Старик трубно высморкался.
— Это со мной бывает. Говоришь-говоришь и забудешь, куда вел. В Средней Азии есть такие реки: никуда не впадают, все по арыкам расходятся. Вот эдак и я. По арыкам пошел.
Ну так вот. Восстановим ход мыслей. После революции в большую силу вошли евреи. Это я, впрочем, уже говорил. И не один раз. Старческая болтливость. А дело-то в том, что досада, раздражение против евреев все время в народе копились. Знаете такое рассуждение: почему он, а не я? Чем он лучше меня? Страшная штука. Русские, в сущности, делятся только на две категории: антисемиты и погромщики.
— А кто же вы, Николай Прокофьевич?
— Я? Что за вопрос! Конечно, погромщик. Антисемит — он идейный. Это человек страшный. Немцы — те антисемиты. С системой. А погромщик — тот попроще. Он — человек добрый, он евреям зла не желает, а вот увидит, что по переулку пух из перин летает, — и он туда. И заметьте, у каждого погромщика есть свой любимый еврей. Мойша там или Ицка, которого он во время погрома себе под кровать прячет. Так что вы, Костя, рассчитывайте. В случае чего — милости просим.
— Спасибо, Николай Прокофьевич.
— Знаете, как по-старинному благодарят? Один: «Салфет вашей милости!» А другой: «Красота вашей чести!» Это я недавно в одной книге прочел. Так о чем же я? Снова забыл. Ах да. Антисемитизм все время тлел в народе потихоньку, только ходу ему не давали. Теперь — дали. Ох, страшное дело, когда крикнут народу: ату его!
— Да не крикнули же, Николай Прокофьевич!
— Шепотом крикнули. Я ведь об этом думал. Знаете кривую Пеано?
— Нет, не знаю, — сказал Костя.
— И вы не знаете? — прищурился Николай Прокофьевич.

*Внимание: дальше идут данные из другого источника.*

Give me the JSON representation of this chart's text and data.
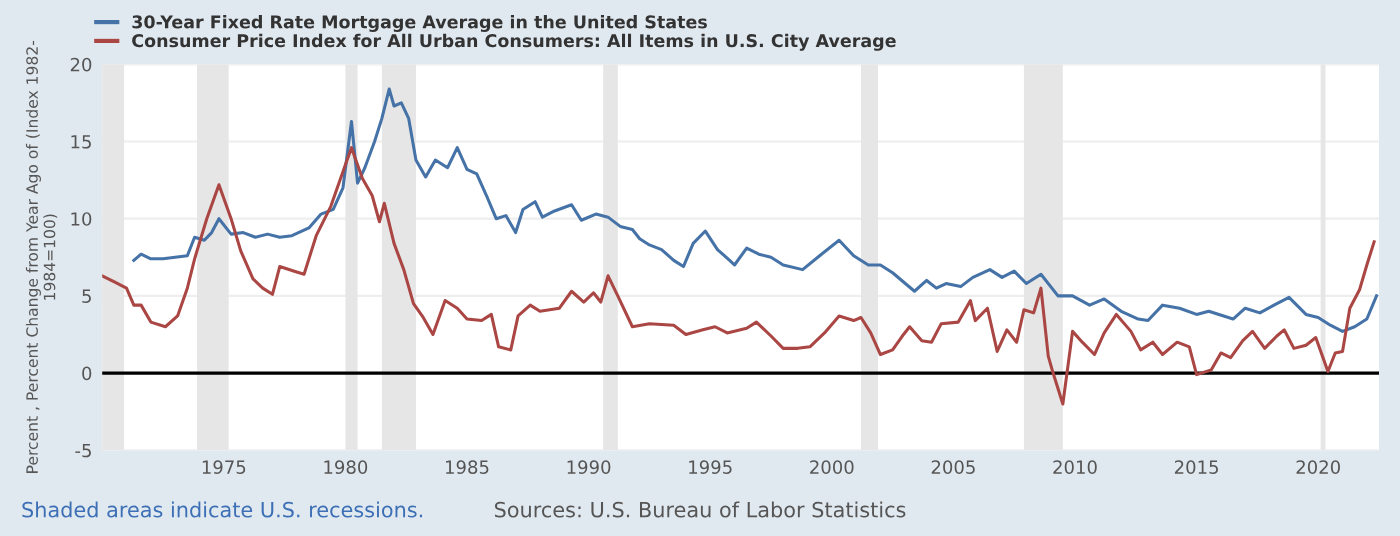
{
  "chart_data": {
    "type": "line",
    "ylabel": "Percent , Percent Change from Year Ago of (Index 1982-\n1984=100)",
    "xlim": [
      1970,
      2022.5
    ],
    "ylim": [
      -5,
      20
    ],
    "xticks": [
      1975,
      1980,
      1985,
      1990,
      1995,
      2000,
      2005,
      2010,
      2015,
      2020
    ],
    "yticks": [
      -5,
      0,
      5,
      10,
      15,
      20
    ],
    "grid": "y",
    "legend": "top left",
    "series": [
      {
        "name": "30-Year Fixed Rate Mortgage Average in the United States",
        "color": "#4572a7",
        "x": [
          1971.3,
          1971.6,
          1972.0,
          1972.5,
          1973.0,
          1973.5,
          1973.8,
          1974.2,
          1974.5,
          1974.8,
          1975.3,
          1975.8,
          1976.3,
          1976.8,
          1977.3,
          1977.8,
          1978.5,
          1979.0,
          1979.5,
          1979.9,
          1980.25,
          1980.5,
          1980.8,
          1981.2,
          1981.5,
          1981.8,
          1982.0,
          1982.3,
          1982.6,
          1982.9,
          1983.3,
          1983.7,
          1984.2,
          1984.6,
          1985.0,
          1985.4,
          1985.8,
          1986.2,
          1986.6,
          1987.0,
          1987.3,
          1987.8,
          1988.1,
          1988.6,
          1989.3,
          1989.7,
          1990.3,
          1990.8,
          1991.3,
          1991.8,
          1992.1,
          1992.5,
          1993.0,
          1993.5,
          1993.9,
          1994.3,
          1994.8,
          1995.3,
          1995.8,
          1996.0,
          1996.5,
          1997.0,
          1997.5,
          1998.0,
          1998.8,
          1999.5,
          2000.3,
          2000.9,
          2001.5,
          2002.0,
          2002.5,
          2003.4,
          2003.9,
          2004.3,
          2004.7,
          2005.3,
          2005.8,
          2006.5,
          2007.0,
          2007.5,
          2008.0,
          2008.6,
          2009.3,
          2009.9,
          2010.6,
          2011.2,
          2011.9,
          2012.6,
          2013.0,
          2013.6,
          2014.3,
          2015.0,
          2015.5,
          2016.5,
          2017.0,
          2017.6,
          2018.3,
          2018.8,
          2019.5,
          2020.0,
          2020.5,
          2021.0,
          2021.5,
          2022.0,
          2022.4
        ],
        "values": [
          7.3,
          7.7,
          7.4,
          7.4,
          7.5,
          7.6,
          8.8,
          8.6,
          9.1,
          10.0,
          9.0,
          9.1,
          8.8,
          9.0,
          8.8,
          8.9,
          9.4,
          10.3,
          10.6,
          12.0,
          16.3,
          12.3,
          13.3,
          15.0,
          16.5,
          18.4,
          17.3,
          17.5,
          16.5,
          13.8,
          12.7,
          13.8,
          13.3,
          14.6,
          13.2,
          12.9,
          11.5,
          10.0,
          10.2,
          9.1,
          10.6,
          11.1,
          10.1,
          10.5,
          10.9,
          9.9,
          10.3,
          10.1,
          9.5,
          9.3,
          8.7,
          8.3,
          8.0,
          7.3,
          6.9,
          8.4,
          9.2,
          8.0,
          7.3,
          7.0,
          8.1,
          7.7,
          7.5,
          7.0,
          6.7,
          7.6,
          8.6,
          7.6,
          7.0,
          7.0,
          6.5,
          5.3,
          6.0,
          5.5,
          5.8,
          5.6,
          6.2,
          6.7,
          6.2,
          6.6,
          5.8,
          6.4,
          5.0,
          5.0,
          4.4,
          4.8,
          4.0,
          3.5,
          3.4,
          4.4,
          4.2,
          3.8,
          4.0,
          3.5,
          4.2,
          3.9,
          4.5,
          4.9,
          3.8,
          3.6,
          3.1,
          2.7,
          3.0,
          3.5,
          5.0
        ]
      },
      {
        "name": "Consumer Price Index for All Urban Consumers: All Items in U.S. City Average",
        "color": "#aa4643",
        "x": [
          1970.0,
          1970.5,
          1971.0,
          1971.3,
          1971.6,
          1972.0,
          1972.6,
          1973.1,
          1973.5,
          1973.8,
          1974.3,
          1974.8,
          1975.3,
          1975.7,
          1976.2,
          1976.6,
          1977.0,
          1977.3,
          1977.9,
          1978.3,
          1978.8,
          1979.4,
          1980.0,
          1980.25,
          1980.7,
          1981.1,
          1981.4,
          1981.6,
          1982.0,
          1982.4,
          1982.8,
          1983.2,
          1983.6,
          1984.1,
          1984.6,
          1985.0,
          1985.6,
          1986.0,
          1986.3,
          1986.8,
          1987.1,
          1987.6,
          1988.0,
          1988.8,
          1989.3,
          1989.8,
          1990.2,
          1990.5,
          1990.8,
          1991.2,
          1991.8,
          1992.5,
          1993.5,
          1994.0,
          1994.7,
          1995.2,
          1995.7,
          1996.5,
          1996.9,
          1997.5,
          1998.0,
          1998.6,
          1999.1,
          1999.7,
          2000.3,
          2000.9,
          2001.2,
          2001.6,
          2002.0,
          2002.5,
          2002.9,
          2003.2,
          2003.7,
          2004.1,
          2004.5,
          2005.2,
          2005.7,
          2005.9,
          2006.4,
          2006.8,
          2007.2,
          2007.6,
          2007.9,
          2008.3,
          2008.6,
          2008.9,
          2009.1,
          2009.5,
          2009.9,
          2010.3,
          2010.8,
          2011.2,
          2011.7,
          2012.3,
          2012.7,
          2013.2,
          2013.6,
          2014.2,
          2014.7,
          2015.0,
          2015.6,
          2016.0,
          2016.4,
          2016.9,
          2017.3,
          2017.8,
          2018.3,
          2018.6,
          2019.0,
          2019.5,
          2019.9,
          2020.4,
          2020.7,
          2021.0,
          2021.3,
          2021.7,
          2022.0,
          2022.3
        ],
        "values": [
          6.3,
          5.9,
          5.5,
          4.4,
          4.4,
          3.3,
          3.0,
          3.7,
          5.5,
          7.4,
          10.0,
          12.2,
          10.0,
          7.9,
          6.1,
          5.5,
          5.1,
          6.9,
          6.6,
          6.4,
          8.9,
          10.8,
          13.5,
          14.6,
          12.6,
          11.5,
          9.8,
          11.0,
          8.4,
          6.7,
          4.5,
          3.6,
          2.5,
          4.7,
          4.2,
          3.5,
          3.4,
          3.8,
          1.7,
          1.5,
          3.7,
          4.4,
          4.0,
          4.2,
          5.3,
          4.6,
          5.2,
          4.6,
          6.3,
          5.0,
          3.0,
          3.2,
          3.1,
          2.5,
          2.8,
          3.0,
          2.6,
          2.9,
          3.3,
          2.4,
          1.6,
          1.6,
          1.7,
          2.6,
          3.7,
          3.4,
          3.6,
          2.6,
          1.2,
          1.5,
          2.4,
          3.0,
          2.1,
          2.0,
          3.2,
          3.3,
          4.7,
          3.4,
          4.2,
          1.4,
          2.8,
          2.0,
          4.1,
          3.9,
          5.5,
          1.1,
          0.0,
          -2.0,
          2.7,
          2.0,
          1.2,
          2.6,
          3.8,
          2.7,
          1.5,
          2.0,
          1.2,
          2.0,
          1.7,
          -0.1,
          0.2,
          1.3,
          1.0,
          2.1,
          2.7,
          1.6,
          2.4,
          2.8,
          1.6,
          1.8,
          2.3,
          0.1,
          1.3,
          1.4,
          4.2,
          5.4,
          7.0,
          8.5
        ]
      }
    ],
    "ref_lines": [
      {
        "axis": "y",
        "value": 0,
        "color": "#000000"
      }
    ],
    "bands": [
      {
        "axis": "x",
        "from": 1969.9,
        "to": 1970.9,
        "color": "#e6e6e6"
      },
      {
        "axis": "x",
        "from": 1973.9,
        "to": 1975.2,
        "color": "#e6e6e6"
      },
      {
        "axis": "x",
        "from": 1980.0,
        "to": 1980.5,
        "color": "#e6e6e6"
      },
      {
        "axis": "x",
        "from": 1981.5,
        "to": 1982.9,
        "color": "#e6e6e6"
      },
      {
        "axis": "x",
        "from": 1990.6,
        "to": 1991.2,
        "color": "#e6e6e6"
      },
      {
        "axis": "x",
        "from": 2001.2,
        "to": 2001.9,
        "color": "#e6e6e6"
      },
      {
        "axis": "x",
        "from": 2007.9,
        "to": 2009.5,
        "color": "#e6e6e6"
      },
      {
        "axis": "x",
        "from": 2020.1,
        "to": 2020.3,
        "color": "#e6e6e6"
      }
    ],
    "annotations": [
      "Shaded areas indicate U.S. recessions.",
      "Sources: U.S. Bureau of Labor Statistics"
    ]
  }
}
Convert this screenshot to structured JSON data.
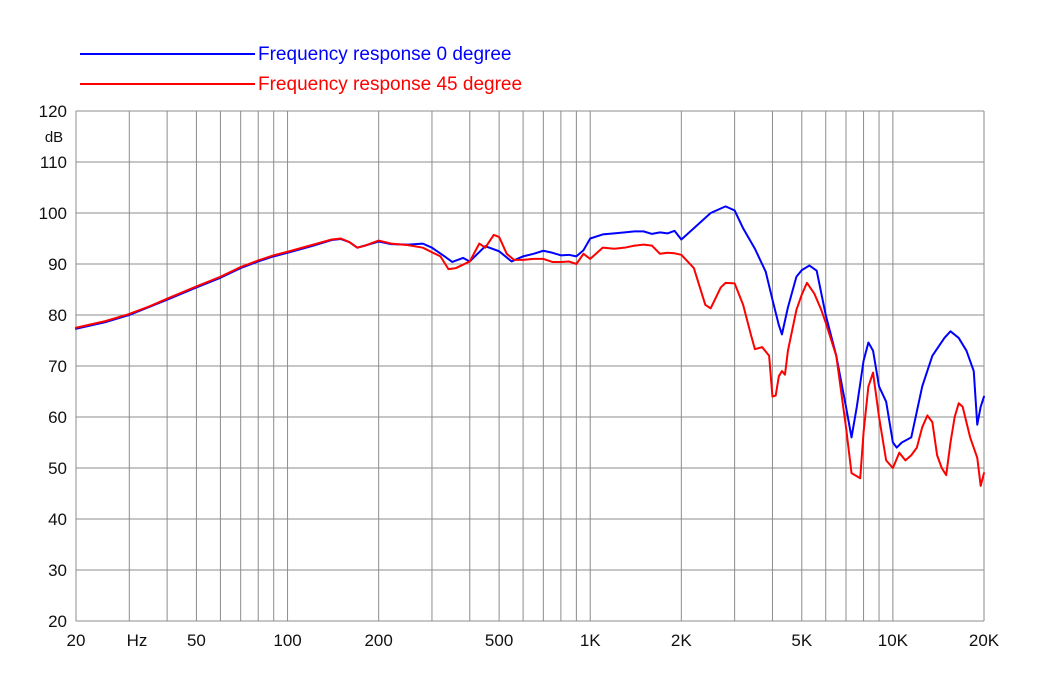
{
  "chart_data": {
    "type": "line",
    "x_scale": "log",
    "xlim": [
      20,
      20000
    ],
    "ylim": [
      20,
      120
    ],
    "grid": true,
    "legend_position": "top-left",
    "y_unit": "dB",
    "x_unit": "Hz",
    "x_ticks": [
      {
        "value": 20,
        "label": "20"
      },
      {
        "value": 50,
        "label": "50"
      },
      {
        "value": 100,
        "label": "100"
      },
      {
        "value": 200,
        "label": "200"
      },
      {
        "value": 500,
        "label": "500"
      },
      {
        "value": 1000,
        "label": "1K"
      },
      {
        "value": 2000,
        "label": "2K"
      },
      {
        "value": 5000,
        "label": "5K"
      },
      {
        "value": 10000,
        "label": "10K"
      },
      {
        "value": 20000,
        "label": "20K"
      }
    ],
    "y_ticks": [
      20,
      30,
      40,
      50,
      60,
      70,
      80,
      90,
      100,
      110,
      120
    ],
    "series": [
      {
        "name": "Frequency response 0 degree",
        "color": "#0000ff",
        "points": [
          [
            20,
            77.3
          ],
          [
            25,
            78.6
          ],
          [
            30,
            80
          ],
          [
            35,
            81.6
          ],
          [
            40,
            83
          ],
          [
            50,
            85.4
          ],
          [
            60,
            87.3
          ],
          [
            70,
            89.2
          ],
          [
            80,
            90.5
          ],
          [
            90,
            91.5
          ],
          [
            100,
            92.2
          ],
          [
            120,
            93.5
          ],
          [
            140,
            94.7
          ],
          [
            150,
            94.9
          ],
          [
            160,
            94.3
          ],
          [
            170,
            93.2
          ],
          [
            180,
            93.6
          ],
          [
            200,
            94.4
          ],
          [
            220,
            93.9
          ],
          [
            250,
            93.8
          ],
          [
            280,
            94
          ],
          [
            300,
            93.2
          ],
          [
            330,
            91.5
          ],
          [
            350,
            90.4
          ],
          [
            380,
            91.2
          ],
          [
            400,
            90.5
          ],
          [
            450,
            93.5
          ],
          [
            500,
            92.5
          ],
          [
            550,
            90.5
          ],
          [
            600,
            91.5
          ],
          [
            650,
            92
          ],
          [
            700,
            92.6
          ],
          [
            750,
            92.2
          ],
          [
            800,
            91.7
          ],
          [
            850,
            91.8
          ],
          [
            900,
            91.5
          ],
          [
            950,
            92.7
          ],
          [
            1000,
            95
          ],
          [
            1100,
            95.8
          ],
          [
            1200,
            96
          ],
          [
            1300,
            96.2
          ],
          [
            1400,
            96.4
          ],
          [
            1500,
            96.4
          ],
          [
            1600,
            95.9
          ],
          [
            1700,
            96.2
          ],
          [
            1800,
            96
          ],
          [
            1900,
            96.5
          ],
          [
            2000,
            94.8
          ],
          [
            2200,
            97
          ],
          [
            2500,
            100
          ],
          [
            2800,
            101.3
          ],
          [
            3000,
            100.5
          ],
          [
            3200,
            97
          ],
          [
            3500,
            93
          ],
          [
            3800,
            88.5
          ],
          [
            4000,
            83
          ],
          [
            4200,
            78
          ],
          [
            4300,
            76.2
          ],
          [
            4500,
            81.5
          ],
          [
            4800,
            87.5
          ],
          [
            5000,
            88.8
          ],
          [
            5300,
            89.7
          ],
          [
            5600,
            88.7
          ],
          [
            6000,
            80
          ],
          [
            6500,
            72
          ],
          [
            7000,
            62
          ],
          [
            7300,
            56
          ],
          [
            7600,
            62
          ],
          [
            8000,
            71
          ],
          [
            8300,
            74.6
          ],
          [
            8600,
            73
          ],
          [
            9000,
            66
          ],
          [
            9500,
            63
          ],
          [
            10000,
            55
          ],
          [
            10300,
            54
          ],
          [
            10700,
            55
          ],
          [
            11500,
            56
          ],
          [
            12500,
            66
          ],
          [
            13500,
            72
          ],
          [
            14800,
            75.5
          ],
          [
            15500,
            76.8
          ],
          [
            16500,
            75.5
          ],
          [
            17500,
            73
          ],
          [
            18500,
            69
          ],
          [
            19000,
            58.5
          ],
          [
            19500,
            62
          ],
          [
            20000,
            64
          ]
        ]
      },
      {
        "name": "Frequency response 45 degree",
        "color": "#ff0000",
        "points": [
          [
            20,
            77.5
          ],
          [
            25,
            78.8
          ],
          [
            30,
            80.2
          ],
          [
            35,
            81.7
          ],
          [
            40,
            83.2
          ],
          [
            50,
            85.6
          ],
          [
            60,
            87.5
          ],
          [
            70,
            89.4
          ],
          [
            80,
            90.7
          ],
          [
            90,
            91.7
          ],
          [
            100,
            92.4
          ],
          [
            120,
            93.7
          ],
          [
            140,
            94.8
          ],
          [
            150,
            95
          ],
          [
            160,
            94.3
          ],
          [
            170,
            93.2
          ],
          [
            180,
            93.6
          ],
          [
            200,
            94.6
          ],
          [
            220,
            94
          ],
          [
            250,
            93.7
          ],
          [
            280,
            93.2
          ],
          [
            300,
            92.3
          ],
          [
            320,
            91.5
          ],
          [
            340,
            89
          ],
          [
            360,
            89.2
          ],
          [
            400,
            90.5
          ],
          [
            430,
            94
          ],
          [
            450,
            93.2
          ],
          [
            480,
            95.7
          ],
          [
            500,
            95.3
          ],
          [
            530,
            92
          ],
          [
            560,
            90.8
          ],
          [
            600,
            90.8
          ],
          [
            650,
            91
          ],
          [
            700,
            91
          ],
          [
            750,
            90.4
          ],
          [
            800,
            90.4
          ],
          [
            850,
            90.5
          ],
          [
            900,
            90
          ],
          [
            950,
            92
          ],
          [
            1000,
            91
          ],
          [
            1100,
            93.2
          ],
          [
            1200,
            93
          ],
          [
            1300,
            93.2
          ],
          [
            1400,
            93.6
          ],
          [
            1500,
            93.8
          ],
          [
            1600,
            93.6
          ],
          [
            1700,
            92
          ],
          [
            1800,
            92.2
          ],
          [
            1900,
            92.1
          ],
          [
            2000,
            91.8
          ],
          [
            2200,
            89.2
          ],
          [
            2400,
            82
          ],
          [
            2500,
            81.3
          ],
          [
            2700,
            85.4
          ],
          [
            2800,
            86.3
          ],
          [
            3000,
            86.2
          ],
          [
            3200,
            82
          ],
          [
            3400,
            76
          ],
          [
            3500,
            73.3
          ],
          [
            3700,
            73.7
          ],
          [
            3900,
            72
          ],
          [
            4000,
            64
          ],
          [
            4100,
            64.2
          ],
          [
            4200,
            68
          ],
          [
            4300,
            69
          ],
          [
            4400,
            68.3
          ],
          [
            4500,
            73
          ],
          [
            4800,
            81
          ],
          [
            5000,
            84
          ],
          [
            5200,
            86.3
          ],
          [
            5500,
            84.2
          ],
          [
            5800,
            81
          ],
          [
            6000,
            78.5
          ],
          [
            6500,
            72
          ],
          [
            7000,
            58
          ],
          [
            7300,
            49
          ],
          [
            7800,
            48
          ],
          [
            8000,
            57
          ],
          [
            8300,
            66
          ],
          [
            8600,
            68.7
          ],
          [
            9000,
            60
          ],
          [
            9500,
            51.5
          ],
          [
            10000,
            50
          ],
          [
            10500,
            53
          ],
          [
            11000,
            51.5
          ],
          [
            11500,
            52.5
          ],
          [
            12000,
            54
          ],
          [
            12500,
            58
          ],
          [
            13000,
            60.3
          ],
          [
            13500,
            59
          ],
          [
            14000,
            52.5
          ],
          [
            14500,
            50
          ],
          [
            15000,
            48.6
          ],
          [
            15500,
            55
          ],
          [
            16000,
            60
          ],
          [
            16500,
            62.7
          ],
          [
            17000,
            62
          ],
          [
            18000,
            56
          ],
          [
            19000,
            52
          ],
          [
            19500,
            46.5
          ],
          [
            20000,
            49
          ]
        ]
      }
    ]
  }
}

— Тоже не знаю, — сказал Юра.
— Молодежь! Сливки технической интеллигенции, а общее образование — как у кормилицы. Так слушайте. Итальянский математик Пеано (чур меня, не к ночи будь помянут, типичный иностранный ученый!) построил особую кривую. Эта кривая заполняет квадрат, то есть проходит через любую точку внутри квадрата.
— Разве так может быть?
— То-то и есть, что может. Да я вам покажу, как она строится. Дайте-ка лист бумаги.
Старик начертил квадрат.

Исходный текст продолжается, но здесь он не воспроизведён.